When the paper came due she didn’t have it and was quite upset. She had tried and tried but she just couldn’t think of anything to say.
 
He had already discussed her with her previous instructors and they’d confirmed his impressions of her. She was very serious, disciplined and hardworking, but extremely dull. Not a spark of creativity in her anywhere. Her eyes, behind the thick-lensed glasses, were the eyes of a drudge. She wasn’t bluffing him, she really couldn’t think of anything to say, and was upset by her inability to do as she was told.
 
It just stumped him. How she couldn’t think of anything to say. A silence occurred, and then a peculiar answer: “Narrow it down to the main street of Bozeman.” It was a stroke of insight.
 
She nodded dutifully and went out. But just before her next class she came back in real distress, tears this time, distress that had obviously been there for a long time. She still couldn’t think of anything to say, and couldn’t understand why, if she couldn’t think of anything about all of Bozeman, she should be able to think of something about just one street.
 
He was furious. “You’re not looking!” he said. A memory came back of his own dismissal from the University for having too much to say. For every fact there is an infinity of hypotheses. The more you look the more you see. She really wasn’t looking and yet somehow didn’t understand this.
 
He told her angrily, “Narrow it down to the front of one building on the main street of Bozeman. The Opera House. Start with the upper left-hand brick.”
 
Her eyes, behind the thick-lensed glasses, opened wide.
 
She came in the next class with a puzzled look and handed him a five-thousand-word essay on the front of the Opera House of the main street of Bozeman, Montana. “I sat in the hamburger stand across the street,” she said, “and started writing about the first brick, and the second brick, and then by the third brick it all started to come and I couldn’t stop. They thought I was crazy, and they kept kidding me, but here it all is. I don’t understand it.”
 
Neither did he, but on long walks through he streets of town he thought about it and concluded she was evidently stopped with the same kind of blockage that had paralyzed him on his first day of teaching. She was blocked because she was trying to repeat, in her writing, things she had already heard, just as on the first day he had tried to repeat things he had already decided to say. She couldn’t think of anything to write about Bozeman because she couldn’t recall anything she had heard worth repeating. She was strangely unaware that she could look and see freshly for herself, as she wrote, without primary regard for what had been said before. The narrowing down to one brick destroyed the blockage because it was so obvious she had to do some original and direct seeing.
 
He experimented further. In one class he had everyone write all our about the back of his thumb. Everyone gave him funny looks at the beginning of the hour, but everyone did it, and there wasn’t a single complaint about “nothing to say.”
 
In another class he changed the subject from the thumb to a coin, and got a full hour’s writing from every student. In other classes it was the same. Some asked, “Do you have to write about both sides?” Once they got into the idea of seeing directly for themselves they also saw there was no limit to the amount they could say. It was a confidence-building assignment too, because what they wrote, even though seemingly trivial, was nevertheless their own thing, not a mimicking of someone else’s. Classes where he used that coin exercise were always less balky and more interested."

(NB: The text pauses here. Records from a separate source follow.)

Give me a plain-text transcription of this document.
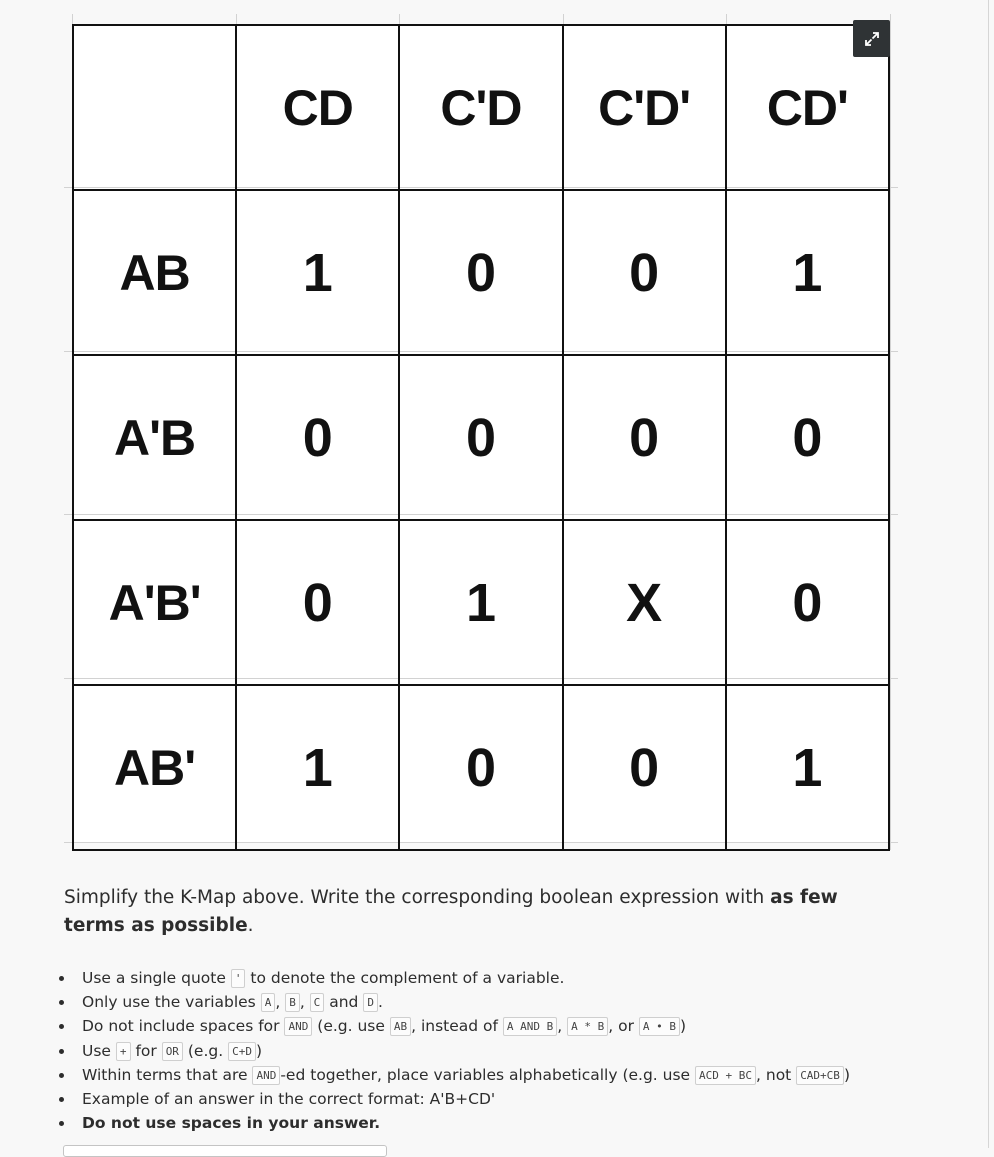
	CD	C'D	C'D'	CD'
AB	1	0	0	1
A'B	0	0	0	0
A'B'	0	1	X	0
AB'	1	0	0	1
Simplify the K-Map above. Write the corresponding boolean expression with as few terms as possible.
Use a single quote ' to denote the complement of a variable.
Only use the variables A , B , C and D .
Do not include spaces for AND (e.g. use AB , instead of A AND B , A * B , or A • B )
Use + for OR (e.g. C+D )
Within terms that are AND -ed together, place variables alphabetically (e.g. use ACD + BC , not CAD+CB )
Example of an answer in the correct format: A'B+CD'
Do not use spaces in your answer.
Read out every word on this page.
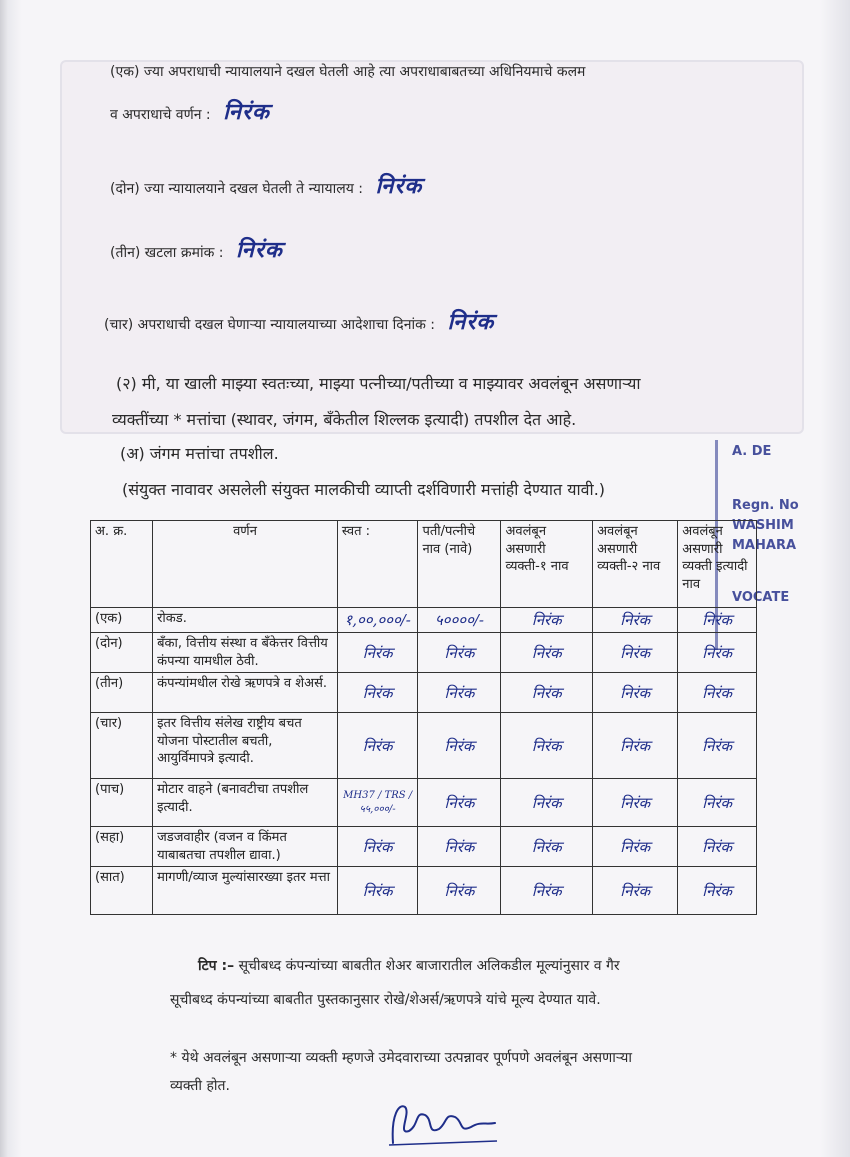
(एक) ज्या अपराधाची न्यायालयाने दखल घेतली आहे त्या अपराधाबाबतच्या अधिनियमाचे कलम
व अपराधाचे वर्णन : निरंक
(दोन) ज्या न्यायालयाने दखल घेतली ते न्यायालय : निरंक
(तीन) खटला क्रमांक : निरंक
(चार) अपराधाची दखल घेणाऱ्या न्यायालयाच्या आदेशाचा दिनांक : निरंक
(२) मी, या खाली माझ्या स्वतःच्या, माझ्या पत्नीच्या/पतीच्या व माझ्यावर अवलंबून असणाऱ्या
व्यक्तींच्या * मत्तांचा (स्थावर, जंगम, बँकेतील शिल्लक इत्यादी) तपशील देत आहे.
(अ) जंगम मत्तांचा तपशील.
(संयुक्त नावावर असलेली संयुक्त मालकीची व्याप्ती दर्शविणारी मत्तांही देण्यात यावी.)
A. DE
Regn. No
WASHIM
MAHARA
VOCATE
अ. क्र.	वर्णन	स्वत :	पती/पत्नीचे नाव (नावे)	अवलंबून असणारी व्यक्ती-१ नाव	अवलंबून असणारी व्यक्ती-२ नाव	अवलंबून असणारी व्यक्ती इत्यादी नाव
(एक)	रोकड.	१,००,०००/-	५००००/-	निरंक	निरंक	निरंक
(दोन)	बँका, वित्तीय संस्था व बँकेत्तर वित्तीय कंपन्या यामधील ठेवी.	निरंक	निरंक	निरंक	निरंक	निरंक
(तीन)	कंपन्यांमधील रोखे ऋणपत्रे व शेअर्स.	निरंक	निरंक	निरंक	निरंक	निरंक
(चार)	इतर वित्तीय संलेख राष्ट्रीय बचत योजना पोस्टातील बचती, आयुर्विमापत्रे इत्यादी.	निरंक	निरंक	निरंक	निरंक	निरंक
(पाच)	मोटार वाहने (बनावटीचा तपशील इत्यादी.	MH37 / TRS / ५५,०००/-	निरंक	निरंक	निरंक	निरंक
(सहा)	जडजवाहीर (वजन व किंमत याबाबतचा तपशील द्यावा.)	निरंक	निरंक	निरंक	निरंक	निरंक
(सात)	मागणी/व्याज मुल्यांसारख्या इतर मत्ता	निरंक	निरंक	निरंक	निरंक	निरंक
टिप :– सूचीबध्द कंपन्यांच्या बाबतीत शेअर बाजारातील अलिकडील मूल्यांनुसार व गैर
सूचीबध्द कंपन्यांच्या बाबतीत पुस्तकानुसार रोखे/शेअर्स/ऋणपत्रे यांचे मूल्य देण्यात यावे.
* येथे अवलंबून असणाऱ्या व्यक्ती म्हणजे उमेदवाराच्या उत्पन्नावर पूर्णपणे अवलंबून असणाऱ्या
व्यक्ती होत.
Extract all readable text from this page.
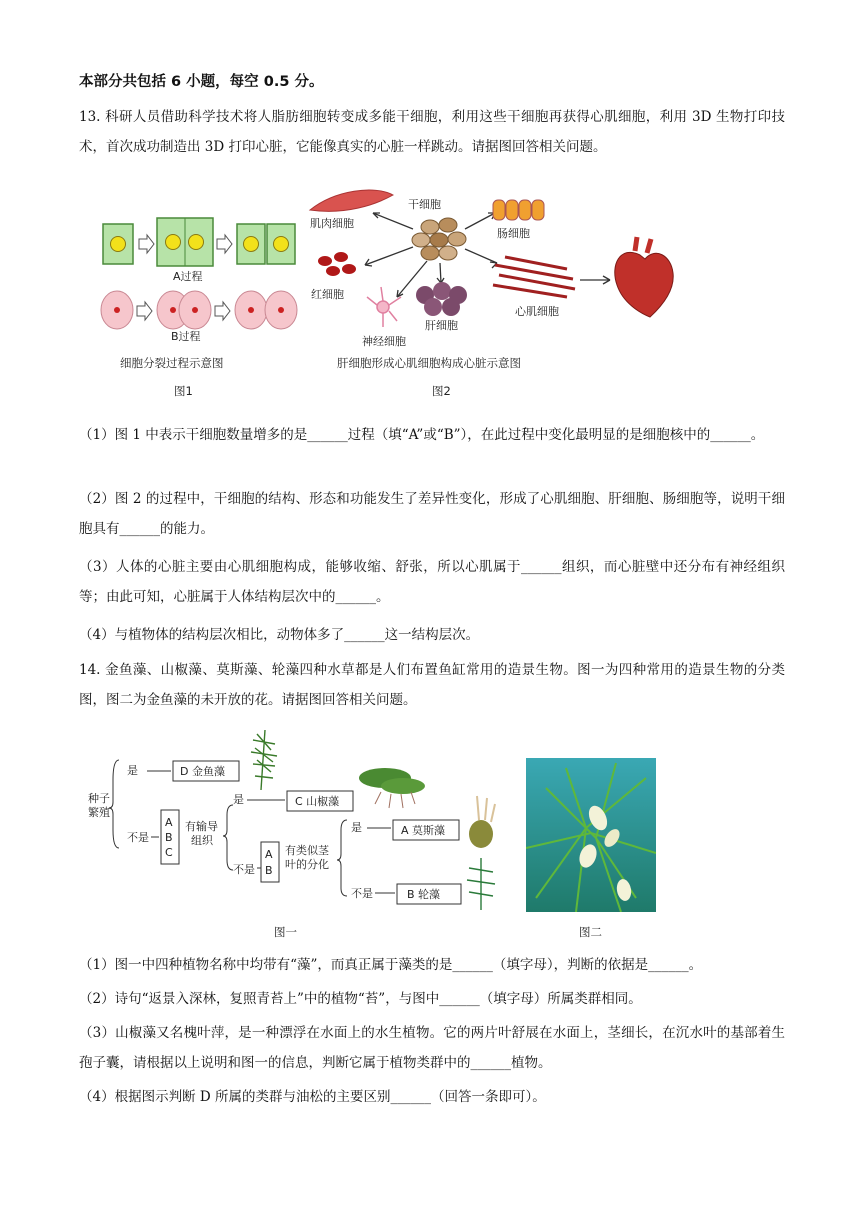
本部分共包括 6 小题，每空 0.5 分。
13. 科研人员借助科学技术将人脂肪细胞转变成多能干细胞，利用这些干细胞再获得心肌细胞，利用 3D 生物打印技术，首次成功制造出 3D 打印心脏，它能像真实的心脏一样跳动。请据图回答相关问题。
A过程
B过程
细胞分裂过程示意图
图1
肌肉细胞
干细胞
肠细胞
红细胞
神经细胞
肝细胞
心肌细胞
肝细胞形成心肌细胞构成心脏示意图
图2
（1）图 1 中表示干细胞数量增多的是______过程（填“A”或“B”），在此过程中变化最明显的是细胞核中的______。
（2）图 2 的过程中，干细胞的结构、形态和功能发生了差异性变化，形成了心肌细胞、肝细胞、肠细胞等，说明干细胞具有______的能力。
（3）人体的心脏主要由心肌细胞构成，能够收缩、舒张，所以心肌属于______组织，而心脏壁中还分布有神经组织等；由此可知，心脏属于人体结构层次中的______。
（4）与植物体的结构层次相比，动物体多了______这一结构层次。
14. 金鱼藻、山椒藻、莫斯藻、轮藻四种水草都是人们布置鱼缸常用的造景生物。图一为四种常用的造景生物的分类图，图二为金鱼藻的未开放的花。请据图回答相关问题。
种子
繁殖
是	D 金鱼藻
不是
A
B
C
有输导
组织
是	C 山椒藻
不是
A
B
有类似茎
叶的分化
是	A 莫斯藻
不是	B 轮藻
图一	图二
（1）图一中四种植物名称中均带有“藻”，而真正属于藻类的是______（填字母），判断的依据是______。
（2）诗句“返景入深林，复照青苔上”中的植物“苔”，与图中______（填字母）所属类群相同。
（3）山椒藻又名槐叶萍，是一种漂浮在水面上的水生植物。它的两片叶舒展在水面上，茎细长，在沉水叶的基部着生孢子囊，请根据以上说明和图一的信息，判断它属于植物类群中的______植物。
（4）根据图示判断 D 所属的类群与油松的主要区别______（回答一条即可）。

My problem is not so much that I needed to forget what was said before, but that I don't even know what was said before to begin with! Every time my eyes are opened by information in a pamphlet, a conversation with a friend, or commentary in my iPod, I realize the truth in the saying, "knowledge is power."

There were two more stops on the trip (in case you're following on the map), but I don't think they are worth recounting at the moment. So, I shall end my record here.